His results are applicable there, if a new human structure requires more than two new protein-protein binding sites, then it’s likely beyond the edge of evolution. But why is investigating the limits of what evolution can do, laughable?
I saw a news article announcing a claim that a boy had been born with cat eyes, and a scientist stated that that’s likely untrue. Is the edge of evolution of no interest to you?
No, but selective pressure and constrained solution can lead to similar outcomes. We observe a correlation because not all outcomes are equally likely.
A greater likelihood that a function for light sensitivity and interpretation (eyes) will evolve.
Do you also maintain that the more children a person has, the less likely they will have grandchildren?
You made an equivalent statement (will quote presently).
EDIT: That last bit isn’t accurate - my mistake.
I can see that it’s possible for evolution to reach physical limits, such that further improvement is not possible, or reaches a biological optimum where further improvement does not support increased biological cost. It does not follow that such a state is not evolved. ALL states of evolution could be designed, and that is not falsifiable.
Details, please?
One new binding site was produced, actually, which was beneficial.

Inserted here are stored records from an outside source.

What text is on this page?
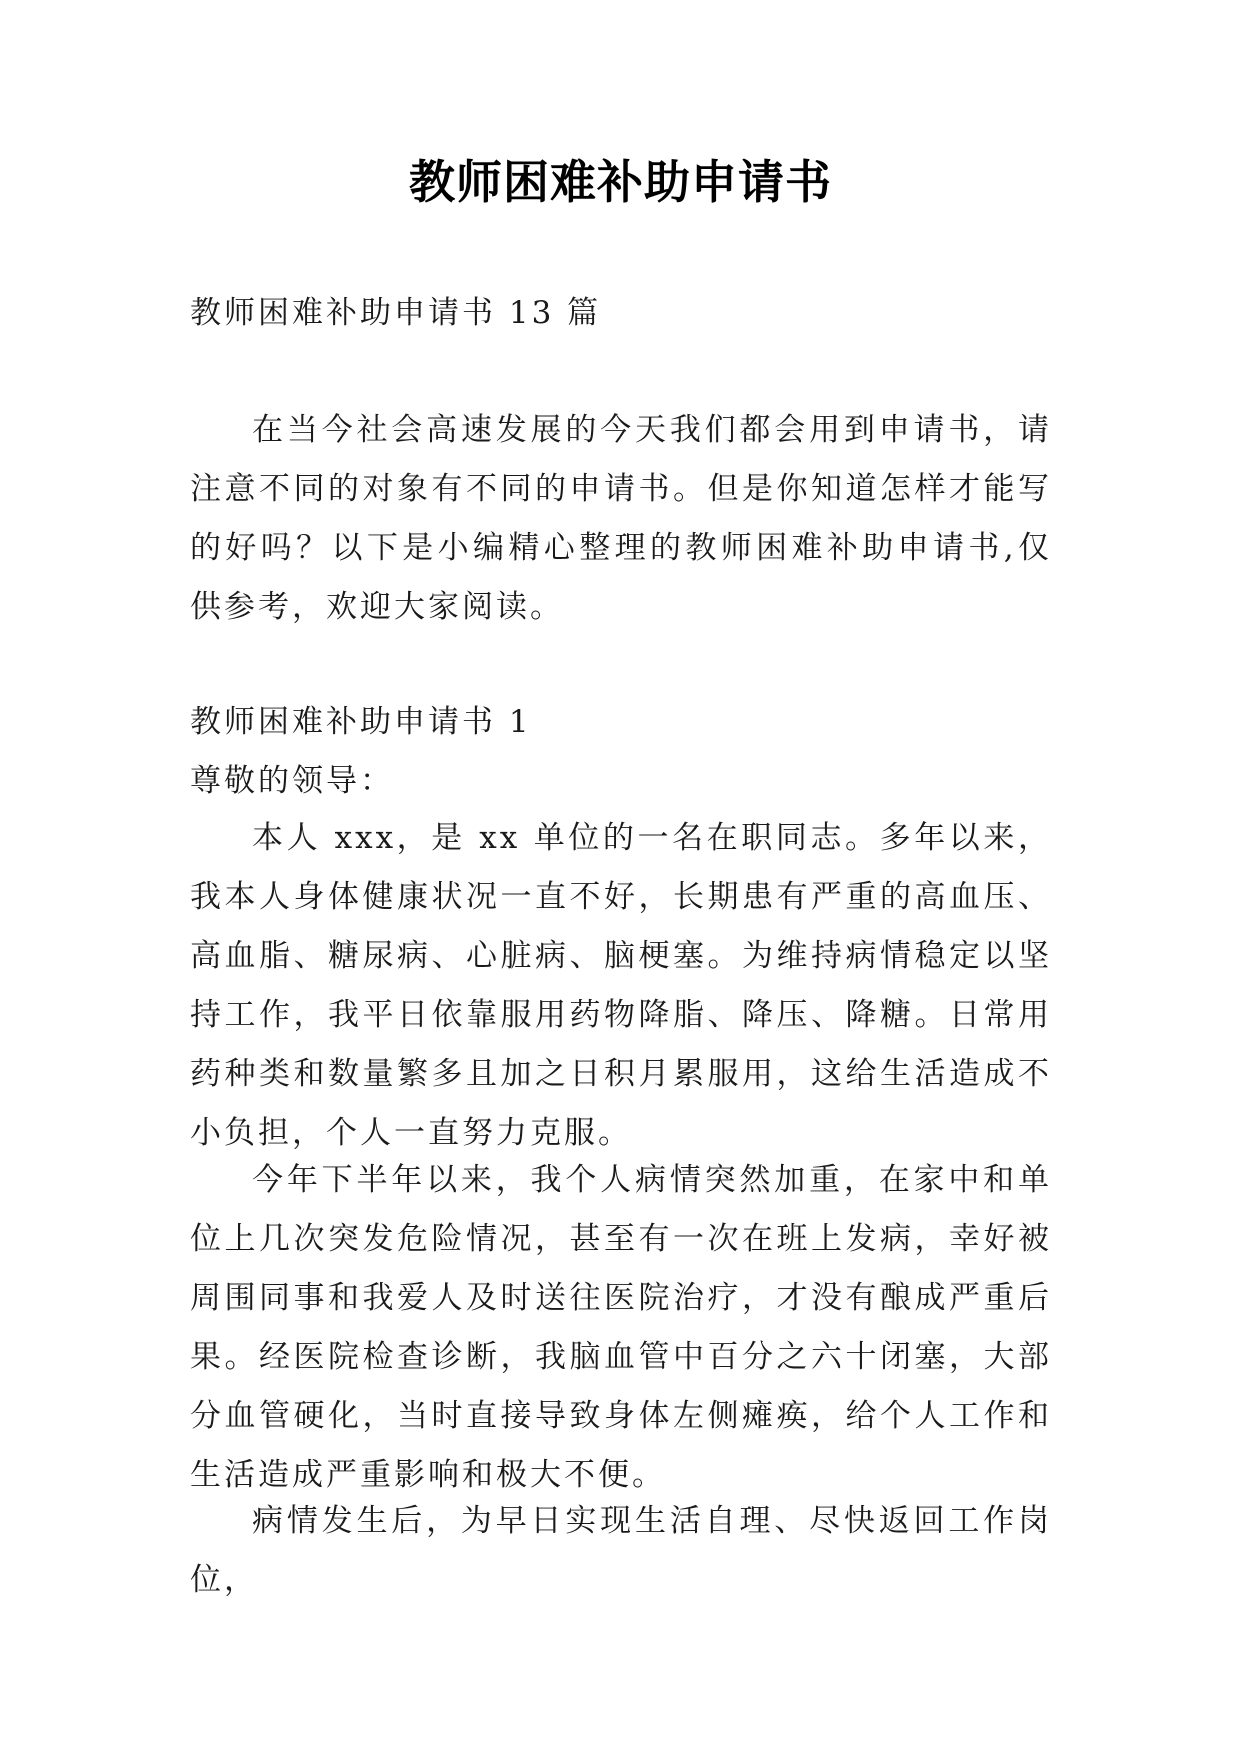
教师困难补助申请书

教师困难补助申请书 13 篇

在当今社会高速发展的今天我们都会用到申请书，请注意不同的对象有不同的申请书。但是你知道怎样才能写的好吗？以下是小编精心整理的教师困难补助申请书,仅供参考，欢迎大家阅读。

教师困难补助申请书 1

尊敬的领导：

本人 xxx，是 xx 单位的一名在职同志。多年以来，我本人身体健康状况一直不好，长期患有严重的高血压、高血脂、糖尿病、心脏病、脑梗塞。为维持病情稳定以坚持工作，我平日依靠服用药物降脂、降压、降糖。日常用药种类和数量繁多且加之日积月累服用，这给生活造成不小负担，个人一直努力克服。

今年下半年以来，我个人病情突然加重，在家中和单位上几次突发危险情况，甚至有一次在班上发病，幸好被周围同事和我爱人及时送往医院治疗，才没有酿成严重后果。经医院检查诊断，我脑血管中百分之六十闭塞，大部分血管硬化，当时直接导致身体左侧瘫痪，给个人工作和生活造成严重影响和极大不便。

病情发生后，为早日实现生活自理、尽快返回工作岗位，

Because it would convincingly demonstrate evolution in progress. And flagella re-evolving makes it even more unlikely that evolution is doing this, especially if these would likely be independent events.
The frequency of plasmodium replications with which chloroquine resistance evolves is not the probability of evolving a protein-protein binding site. That simply doesn’t make sense, and you can’t just pretend one is equivalent to the other.
Quibble: What you want here is a Poisson distribution, where the sample mean estimates a rate.
Behe calculates the rate at which resistance arises in a chloroquine- treated population. See the difference?
Of course no one is looking for this resistance if chloroquine is not involved, but that same mutation can still occur. Without the presence of chloroquine this mutation is unlikely to fix in a population, so these events are censored (we never see them).
I think you misunderstand him. My understanding is that he’s not talking about how good or effective the eye is, he’s talking about how many times it has independently arisen in the history of life. It sounds to me like he’s saying that the more independent origins we can find for eyes, the less does he believe evolution is responsible for each of those origins.